Shooter Jennings is quietly one of the most interesting cats in the music industry, working to stretch our understanding of what country can be. He's been on the Vans Warped Tour, put out a spoken word record, and recently released a recording of Ron Jeremy noodling around on the piano for Record Store Day. His newest endeavor is Countach (for Giorgio) out in November, an EP consisting of two tracks written by the indomitable Giorgio Moroder, meant to be paired with Shooter's For George EP out August 5, which features the country-rock star taking on classics from George Jones' discography. The song sees its official release tomorrow on his label Black Country Rock.
Says Shooter about the song:
The truth about Countach (for Giorgio), my EP coming later this year that is a tribute to Giorgio Moroder, is that it wouldn't exist if Daft Punk had not included Giorgio on their latest album. As a kid Giorgio shaped my life without knowing it. Producing and composing some of the most influential works in the culture of the 70's and 80's, he defined a sound that was so copied and imitated that the mainstream became saturated with it. This sound was something I always just assumed was the sound of the 80's. From "The Neverending Story" and "Top Gun" to "Cat People" and "Chase" (From the Midnight Express soundtrack which also doubled as the theme song for Art Bell's 'Coast-to-Coast AM'), these songs penetrated my head and influenced my sound. I loved the use of the DX7 synthesizers and the drum machines. It wasn't so much the instruments, it was his choices.

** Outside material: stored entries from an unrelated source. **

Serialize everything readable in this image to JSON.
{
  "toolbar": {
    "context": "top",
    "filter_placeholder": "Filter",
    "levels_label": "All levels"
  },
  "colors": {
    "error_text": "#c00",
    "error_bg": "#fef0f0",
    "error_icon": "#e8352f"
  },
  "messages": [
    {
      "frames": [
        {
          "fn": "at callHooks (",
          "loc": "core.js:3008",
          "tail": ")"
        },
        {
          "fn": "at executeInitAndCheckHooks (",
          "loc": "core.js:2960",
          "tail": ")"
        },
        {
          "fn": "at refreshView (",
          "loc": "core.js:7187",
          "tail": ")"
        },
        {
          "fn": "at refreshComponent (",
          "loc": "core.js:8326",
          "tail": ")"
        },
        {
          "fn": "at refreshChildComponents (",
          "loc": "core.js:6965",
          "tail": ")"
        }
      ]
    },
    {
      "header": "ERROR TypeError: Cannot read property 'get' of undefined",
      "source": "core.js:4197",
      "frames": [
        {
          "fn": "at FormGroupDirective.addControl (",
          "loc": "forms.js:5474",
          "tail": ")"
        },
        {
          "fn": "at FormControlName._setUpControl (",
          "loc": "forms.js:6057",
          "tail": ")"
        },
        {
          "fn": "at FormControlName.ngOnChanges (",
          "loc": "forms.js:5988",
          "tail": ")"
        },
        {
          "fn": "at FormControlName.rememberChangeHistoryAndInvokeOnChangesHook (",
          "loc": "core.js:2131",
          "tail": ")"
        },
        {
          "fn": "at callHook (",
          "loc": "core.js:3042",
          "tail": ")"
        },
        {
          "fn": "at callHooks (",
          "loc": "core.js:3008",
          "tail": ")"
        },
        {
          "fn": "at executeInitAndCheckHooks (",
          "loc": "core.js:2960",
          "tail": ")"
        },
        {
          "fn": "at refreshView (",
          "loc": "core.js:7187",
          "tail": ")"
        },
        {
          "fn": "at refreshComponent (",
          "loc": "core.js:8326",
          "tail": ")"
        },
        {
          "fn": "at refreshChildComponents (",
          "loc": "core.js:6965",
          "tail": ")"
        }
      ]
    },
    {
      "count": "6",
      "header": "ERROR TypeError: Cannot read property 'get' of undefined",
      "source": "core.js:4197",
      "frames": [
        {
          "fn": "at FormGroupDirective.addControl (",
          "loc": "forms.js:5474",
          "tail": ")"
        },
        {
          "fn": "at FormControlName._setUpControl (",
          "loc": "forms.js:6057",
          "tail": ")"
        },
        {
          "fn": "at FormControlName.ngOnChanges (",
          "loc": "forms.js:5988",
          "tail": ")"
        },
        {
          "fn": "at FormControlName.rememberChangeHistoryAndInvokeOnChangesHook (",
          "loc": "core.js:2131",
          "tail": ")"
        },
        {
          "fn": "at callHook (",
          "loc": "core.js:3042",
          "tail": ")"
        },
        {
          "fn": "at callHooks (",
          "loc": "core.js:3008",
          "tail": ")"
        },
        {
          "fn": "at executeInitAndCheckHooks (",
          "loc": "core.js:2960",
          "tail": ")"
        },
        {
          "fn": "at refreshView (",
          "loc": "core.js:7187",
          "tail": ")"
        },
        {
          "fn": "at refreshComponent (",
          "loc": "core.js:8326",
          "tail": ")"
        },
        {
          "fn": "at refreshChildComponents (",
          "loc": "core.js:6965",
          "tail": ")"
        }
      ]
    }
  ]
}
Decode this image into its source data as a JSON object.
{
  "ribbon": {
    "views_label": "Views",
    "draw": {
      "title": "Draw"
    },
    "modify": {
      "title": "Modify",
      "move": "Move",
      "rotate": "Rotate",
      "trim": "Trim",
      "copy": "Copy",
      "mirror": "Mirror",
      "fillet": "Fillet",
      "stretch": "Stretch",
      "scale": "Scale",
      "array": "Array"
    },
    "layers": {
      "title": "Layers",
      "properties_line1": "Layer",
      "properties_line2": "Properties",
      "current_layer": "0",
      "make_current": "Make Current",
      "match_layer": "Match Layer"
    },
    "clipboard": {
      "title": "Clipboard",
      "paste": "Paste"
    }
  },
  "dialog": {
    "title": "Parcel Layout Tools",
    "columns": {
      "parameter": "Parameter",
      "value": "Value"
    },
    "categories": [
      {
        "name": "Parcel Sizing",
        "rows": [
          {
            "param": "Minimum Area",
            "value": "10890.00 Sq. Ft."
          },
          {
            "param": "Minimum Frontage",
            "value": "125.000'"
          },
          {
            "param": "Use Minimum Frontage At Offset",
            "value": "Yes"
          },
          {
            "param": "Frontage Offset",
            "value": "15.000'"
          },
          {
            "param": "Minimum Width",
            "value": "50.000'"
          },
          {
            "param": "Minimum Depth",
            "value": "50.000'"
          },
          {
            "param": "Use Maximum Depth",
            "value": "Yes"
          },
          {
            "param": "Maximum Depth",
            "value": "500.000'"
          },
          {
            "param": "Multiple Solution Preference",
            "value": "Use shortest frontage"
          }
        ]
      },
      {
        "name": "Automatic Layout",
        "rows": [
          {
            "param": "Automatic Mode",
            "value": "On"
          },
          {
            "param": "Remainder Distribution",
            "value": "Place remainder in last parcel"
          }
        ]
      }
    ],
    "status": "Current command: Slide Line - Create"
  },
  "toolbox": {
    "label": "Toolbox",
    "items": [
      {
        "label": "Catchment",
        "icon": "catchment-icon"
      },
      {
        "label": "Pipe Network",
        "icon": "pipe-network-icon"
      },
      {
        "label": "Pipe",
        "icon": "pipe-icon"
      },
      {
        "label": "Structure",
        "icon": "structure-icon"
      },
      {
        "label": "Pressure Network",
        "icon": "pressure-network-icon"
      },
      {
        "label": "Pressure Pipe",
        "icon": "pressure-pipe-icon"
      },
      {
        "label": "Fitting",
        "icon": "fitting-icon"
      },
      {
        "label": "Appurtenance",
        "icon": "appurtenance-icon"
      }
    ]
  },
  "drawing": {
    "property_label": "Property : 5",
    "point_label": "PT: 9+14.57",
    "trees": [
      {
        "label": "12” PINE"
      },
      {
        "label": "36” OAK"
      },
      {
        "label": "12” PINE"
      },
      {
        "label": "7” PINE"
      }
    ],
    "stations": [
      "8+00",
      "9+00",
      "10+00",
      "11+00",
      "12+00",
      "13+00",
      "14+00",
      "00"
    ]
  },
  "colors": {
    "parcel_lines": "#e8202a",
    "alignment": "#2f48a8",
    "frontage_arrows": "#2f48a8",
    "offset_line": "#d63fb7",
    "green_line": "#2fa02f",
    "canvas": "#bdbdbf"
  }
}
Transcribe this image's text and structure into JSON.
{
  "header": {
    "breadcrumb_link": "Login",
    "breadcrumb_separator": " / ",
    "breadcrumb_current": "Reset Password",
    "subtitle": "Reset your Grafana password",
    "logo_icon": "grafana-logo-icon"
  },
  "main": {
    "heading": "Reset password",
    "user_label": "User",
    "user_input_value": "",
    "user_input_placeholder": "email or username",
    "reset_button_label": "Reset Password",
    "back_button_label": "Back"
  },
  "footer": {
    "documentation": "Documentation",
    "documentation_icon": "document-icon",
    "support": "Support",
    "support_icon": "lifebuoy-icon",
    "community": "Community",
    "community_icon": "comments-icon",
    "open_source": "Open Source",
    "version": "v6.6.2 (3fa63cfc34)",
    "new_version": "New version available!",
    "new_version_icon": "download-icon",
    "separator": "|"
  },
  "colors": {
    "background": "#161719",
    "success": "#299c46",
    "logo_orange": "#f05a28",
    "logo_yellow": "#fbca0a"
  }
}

Once I heard Random Access Memories, I googled Giorgio and connected all those dots. Along the line, I had never realized that one man was responsible for so much music that I loved. I quickly became an avid fan of his solo records, and one day as I was working on my tribute EP for George Jones, it hit me that I should also do one to Giorgio. It just seemed like a perfect idea. So I began recording the album. I began to tie the two albums together, using DX7s and Linn Drums for the George record, and using more traditional country instruments for the Giorgio record. aking the opposite approaches for the appropriate sound made it fun, challenging, and allowed for some great new ideas to come to life.
I'm very proud of the Giorgio EP and I can't wait for folks to hear it. n the meantime, I'm very excited to share "I'm Left, You're Right, She's Gone" with the world and hope maybe it'll reach Giorgio someday and I'll get to have a conversation with him. Then he can file a restraining order on me.